Lima Kabupaten/Kota di Aceh Raih Opini WTP

Lima kabupaten/kota di Aceh berhasil meraih opini Wajar Tanpa Pengecualian (WTP) dari Badan Pemeriksa Keuangan RI (BPK RI) Perwakilan Aceh dalam Laporan Hasil Pemeriksaaan (LHP) atas Laporan Keuangan Pemerintah Daerah (LKPD) Tahun 2015. Kelima kabupaten/kota itu adalah Kota Banda Aceh, Aceh Tengah, Aceh Barat, Nagan Raya dan Bener Meriah.

Penyerahan LHP atas LKPD Tahun 2015 dengan opini WTP tersebut dilakukan Kepala BPK Perwakilan Provinsi Aceh, Maman Abdulrachman dan diterima masing-masing oleh Wali Kota Banda Aceh Illiza Sa”aduddin Djamal, Wakil Bupati Aceh Tengah Khairul Asmara, Bupati Nagan Raya T Zulkarnaini, Bupati Aceh Barat T Alaidinsyah dan Plt Bupati Bener Meriah Rusli M Saleh. Kegiatan tersebut dilaksanakan di kantor BPK Perwakilan Provinsi Aceh di Banda Aceh, Jumat (27/5).
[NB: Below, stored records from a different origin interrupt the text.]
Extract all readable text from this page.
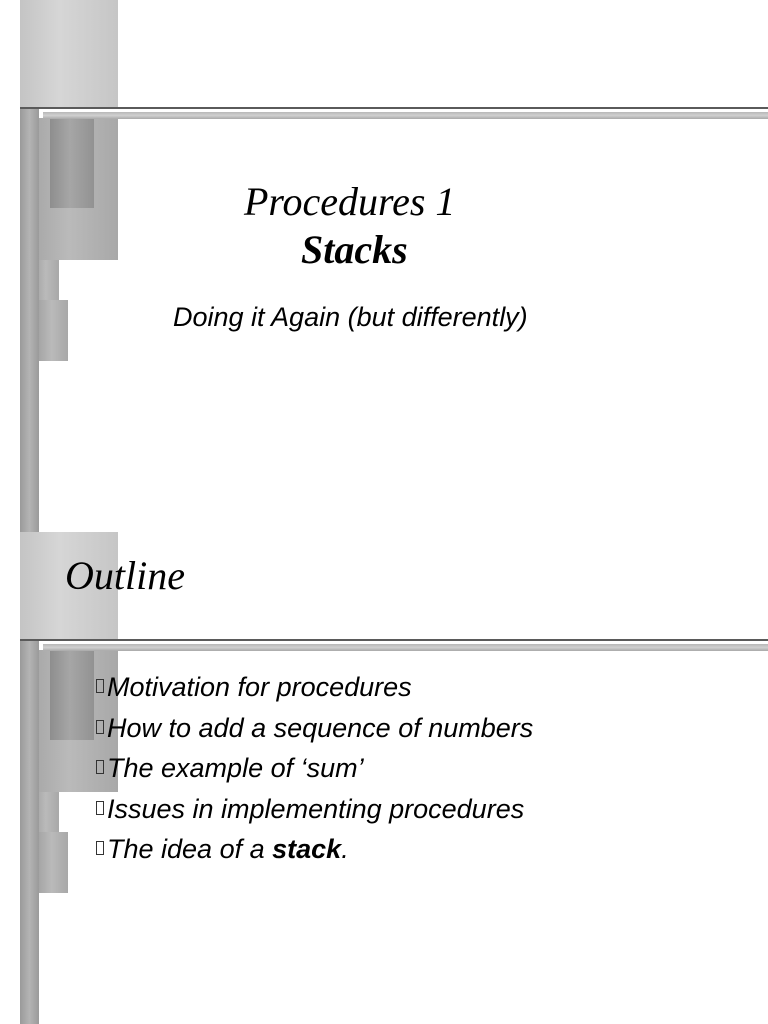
Procedures 1
Stacks
Doing it Again (but differently)
Outline
Motivation for procedures
How to add a sequence of numbers
The example of ‘sum’
Issues in implementing procedures
The idea of a stack .
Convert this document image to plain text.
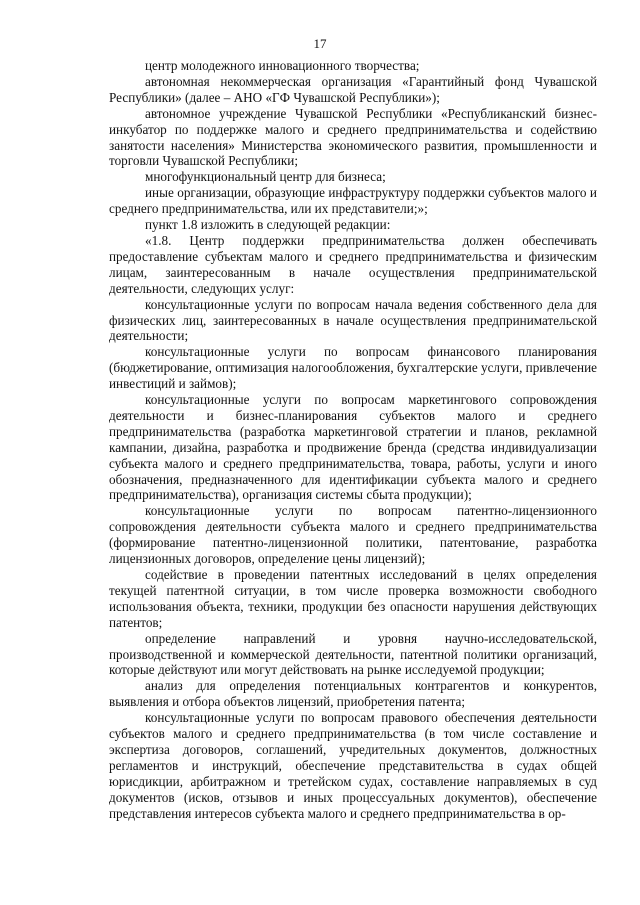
17

центр молодежного инновационного творчества;

автономная некоммерческая организация «Гарантийный фонд Чувашской Республики» (далее – АНО «ГФ Чувашской Республики»);

автономное учреждение Чувашской Республики «Республиканский бизнес-инкубатор по поддержке малого и среднего предпринимательства и содействию занятости населения» Министерства экономического развития, промышленности и торговли Чувашской Республики;

многофункциональный центр для бизнеса;

иные организации, образующие инфраструктуру поддержки субъектов малого и среднего предпринимательства, или их представители;»;

пункт 1.8 изложить в следующей редакции:

«1.8. Центр поддержки предпринимательства должен обеспечивать предоставление субъектам малого и среднего предпринимательства и физическим лицам, заинтересованным в начале осуществления предпринимательской деятельности, следующих услуг:

консультационные услуги по вопросам начала ведения собственного дела для физических лиц, заинтересованных в начале осуществления предпринимательской деятельности;

консультационные услуги по вопросам финансового планирования (бюджетирование, оптимизация налогообложения, бухгалтерские услуги, привлечение инвестиций и займов);

консультационные услуги по вопросам маркетингового сопровождения деятельности и бизнес-планирования субъектов малого и среднего предпринимательства (разработка маркетинговой стратегии и планов, рекламной кампании, дизайна, разработка и продвижение бренда (средства индивидуализации субъекта малого и среднего предпринимательства, товара, работы, услуги и иного обозначения, предназначенного для идентификации субъекта малого и среднего предпринимательства), организация системы сбыта продукции);

консультационные услуги по вопросам патентно-лицензионного сопровождения деятельности субъекта малого и среднего предпринимательства (формирование патентно-лицензионной политики, патентование, разработка лицензионных договоров, определение цены лицензий);

содействие в проведении патентных исследований в целях определения текущей патентной ситуации, в том числе проверка возможности свободного использования объекта, техники, продукции без опасности нарушения действующих патентов;

определение направлений и уровня научно-исследовательской, производственной и коммерческой деятельности, патентной политики организаций, которые действуют или могут действовать на рынке исследуемой продукции;

анализ для определения потенциальных контрагентов и конкурентов, выявления и отбора объектов лицензий, приобретения патента;

консультационные услуги по вопросам правового обеспечения деятельности субъектов малого и среднего предпринимательства (в том числе составление и экспертиза договоров, соглашений, учредительных документов, должностных регламентов и инструкций, обеспечение представительства в судах общей юрисдикции, арбитражном и третейском судах, составление направляемых в суд документов (исков, отзывов и иных процессуальных документов), обеспечение представления интересов субъекта малого и среднего предпринимательства в ор-
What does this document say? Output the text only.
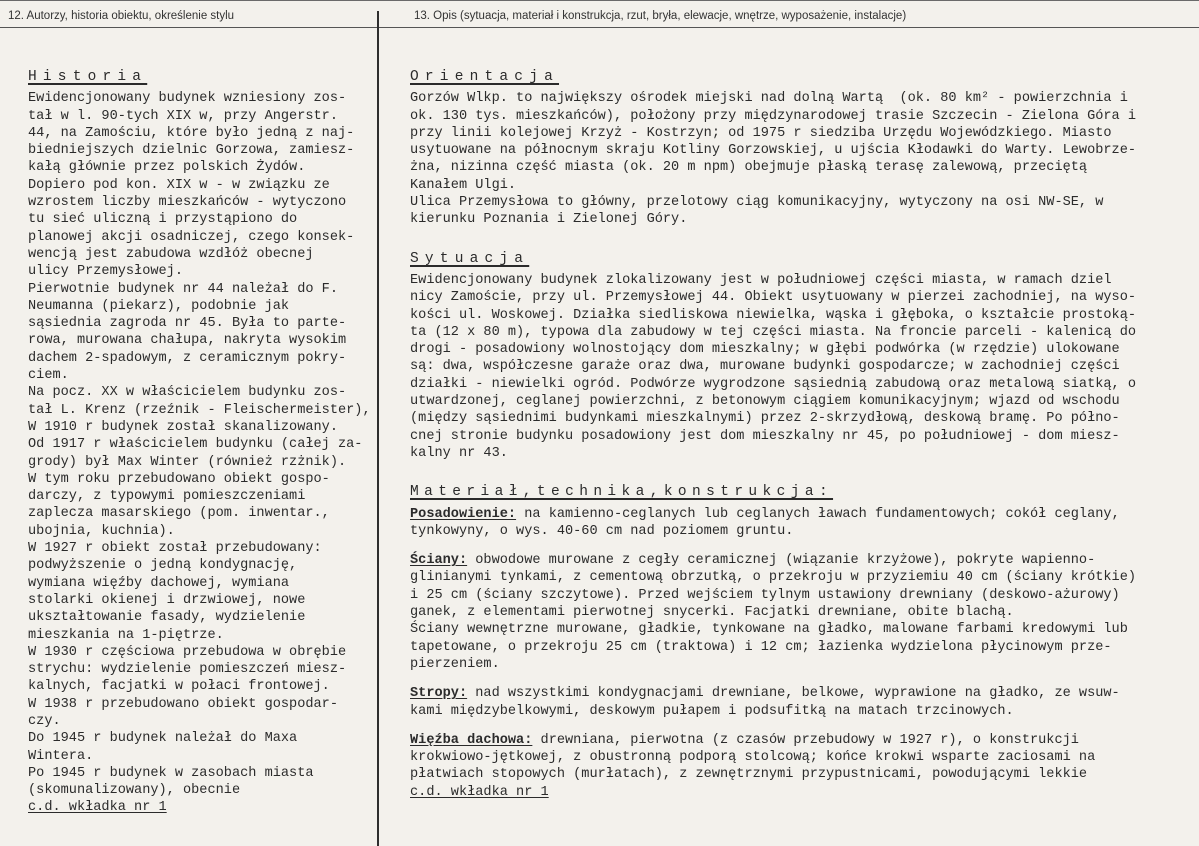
12. Autorzy, historia obiektu, określenie stylu	13. Opis (sytuacja, materiał i konstrukcja, rzut, bryła, elewacje, wnętrze, wyposażenie, instalacje)
Historia
Ewidencjonowany budynek wzniesiony zos-
tał w l. 90-tych XIX w, przy Angerstr.
44, na Zamościu, które było jedną z naj-
biedniejszych dzielnic Gorzowa, zamiesz-
kałą głównie przez polskich Żydów.
Dopiero pod kon. XIX w - w związku ze
wzrostem liczby mieszkańców - wytyczono
tu sieć uliczną i przystąpiono do
planowej akcji osadniczej, czego konsek-
wencją jest zabudowa wzdłóż obecnej
ulicy Przemysłowej.
Pierwotnie budynek nr 44 należał do F.
Neumanna (piekarz), podobnie jak
sąsiednia zagroda nr 45. Była to parte-
rowa, murowana chałupa, nakryta wysokim
dachem 2-spadowym, z ceramicznym pokry-
ciem.
Na pocz. XX w właścicielem budynku zos-
tał L. Krenz (rzeźnik - Fleischermeister),
W 1910 r budynek został skanalizowany.
Od 1917 r właścicielem budynku (całej za-
grody) był Max Winter (również rzżnik).
W tym roku przebudowano obiekt gospo-
darczy, z typowymi pomieszczeniami
zaplecza masarskiego (pom. inwentar.,
ubojnia, kuchnia).
W 1927 r obiekt został przebudowany:
podwyższenie o jedną kondygnację,
wymiana więźby dachowej, wymiana
stolarki okienej i drzwiowej, nowe
ukształtowanie fasady, wydzielenie
mieszkania na 1-piętrze.
W 1930 r częściowa przebudowa w obrębie
strychu: wydzielenie pomieszczeń miesz-
kalnych, facjatki w połaci frontowej.
W 1938 r przebudowano obiekt gospodar-
czy.
Do 1945 r budynek należał do Maxa
Wintera.
Po 1945 r budynek w zasobach miasta
(skomunalizowany), obecnie
c.d. wkładka nr 1
Orientacja
Gorzów Wlkp. to największy ośrodek miejski nad dolną Wartą  (ok. 80 km² - powierzchnia i
ok. 130 tys. mieszkańców), położony przy międzynarodowej trasie Szczecin - Zielona Góra i
przy linii kolejowej Krzyż - Kostrzyn; od 1975 r siedziba Urzędu Wojewódzkiego. Miasto
usytuowane na północnym skraju Kotliny Gorzowskiej, u ujścia Kłodawki do Warty. Lewobrze-
żna, nizinna część miasta (ok. 20 m npm) obejmuje płaską terasę zalewową, przeciętą
Kanałem Ulgi.
Ulica Przemysłowa to główny, przelotowy ciąg komunikacyjny, wytyczony na osi NW-SE, w
kierunku Poznania i Zielonej Góry.
Sytuacja
Ewidencjonowany budynek zlokalizowany jest w południowej części miasta, w ramach dziel
nicy Zamoście, przy ul. Przemysłowej 44. Obiekt usytuowany w pierzei zachodniej, na wyso-
kości ul. Woskowej. Działka siedliskowa niewielka, wąska i głęboka, o kształcie prostoką-
ta (12 x 80 m), typowa dla zabudowy w tej części miasta. Na froncie parceli - kalenicą do
drogi - posadowiony wolnostojący dom mieszkalny; w głębi podwórka (w rzędzie) ulokowane
są: dwa, współczesne garaże oraz dwa, murowane budynki gospodarcze; w zachodniej części
działki - niewielki ogród. Podwórze wygrodzone sąsiednią zabudową oraz metalową siatką, o
utwardzonej, ceglanej powierzchni, z betonowym ciągiem komunikacyjnym; wjazd od wschodu
(między sąsiednimi budynkami mieszkalnymi) przez 2-skrzydłową, deskową bramę. Po półno-
cnej stronie budynku posadowiony jest dom mieszkalny nr 45, po południowej - dom miesz-
kalny nr 43.
Materiał,technika,konstrukcja:
Posadowienie: na kamienno-ceglanych lub ceglanych ławach fundamentowych; cokół ceglany,
tynkowyny, o wys. 40-60 cm nad poziomem gruntu.
Ściany: obwodowe murowane z cegły ceramicznej (wiązanie krzyżowe), pokryte wapienno-
glinianymi tynkami, z cementową obrzutką, o przekroju w przyziemiu 40 cm (ściany krótkie)
i 25 cm (ściany szczytowe). Przed wejściem tylnym ustawiony drewniany (deskowo-ażurowy)
ganek, z elementami pierwotnej snycerki. Facjatki drewniane, obite blachą.
Ściany wewnętrzne murowane, gładkie, tynkowane na gładko, malowane farbami kredowymi lub
tapetowane, o przekroju 25 cm (traktowa) i 12 cm; łazienka wydzielona płycinowym prze-
pierzeniem.
Stropy: nad wszystkimi kondygnacjami drewniane, belkowe, wyprawione na gładko, ze wsuw-
kami międzybelkowymi, deskowym pułapem i podsufitką na matach trzcinowych.
Więźba dachowa: drewniana, pierwotna (z czasów przebudowy w 1927 r), o konstrukcji
krokwiowo-jętkowej, z obustronną podporą stolcową; końce krokwi wsparte zaciosami na
płatwiach stopowych (murłatach), z zewnętrznymi przypustnicami, powodującymi lekkie
c.d. wkładka nr 1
“Pemberian opini WTP terhadap LKPD lima kabupaten/kota ini sudah memperhatikan kesesuaian dengan standar akuntansi pemerintah, kecukupan pengungkapan, efektivitas sistem pengendalian intern dan kepatuhan terhadap peraturan perundang undangan,” jelas Maman.

Dijelaskan oleh Maman, bahwa pemeriksaan atas LKPD oleh BPK merupakan kebutuhan pihak eksekutif agar laporan keuangan tersebut dapat dinilai kewajarannya sesuai dengan prinsip dalam standar akauntasi pemerintahan sebagai bahan evaluasi dan penilaian pertanggungjawaban pelaksanaan anggaran oleh eksekutif kepada legislatif.

“LKPD tahun 2015 merupakan laporan keuangan yang menggunakan sistem akuntansi berbasis akrual sebagai implementasi penerapan PP 71 tahun 2010, di mana sebelumnya menggunakan sistem akuntansi berbasis cash towards accrual (CTA) yang secara umum membawa konsekuensi signifikan,” lanjut Maman.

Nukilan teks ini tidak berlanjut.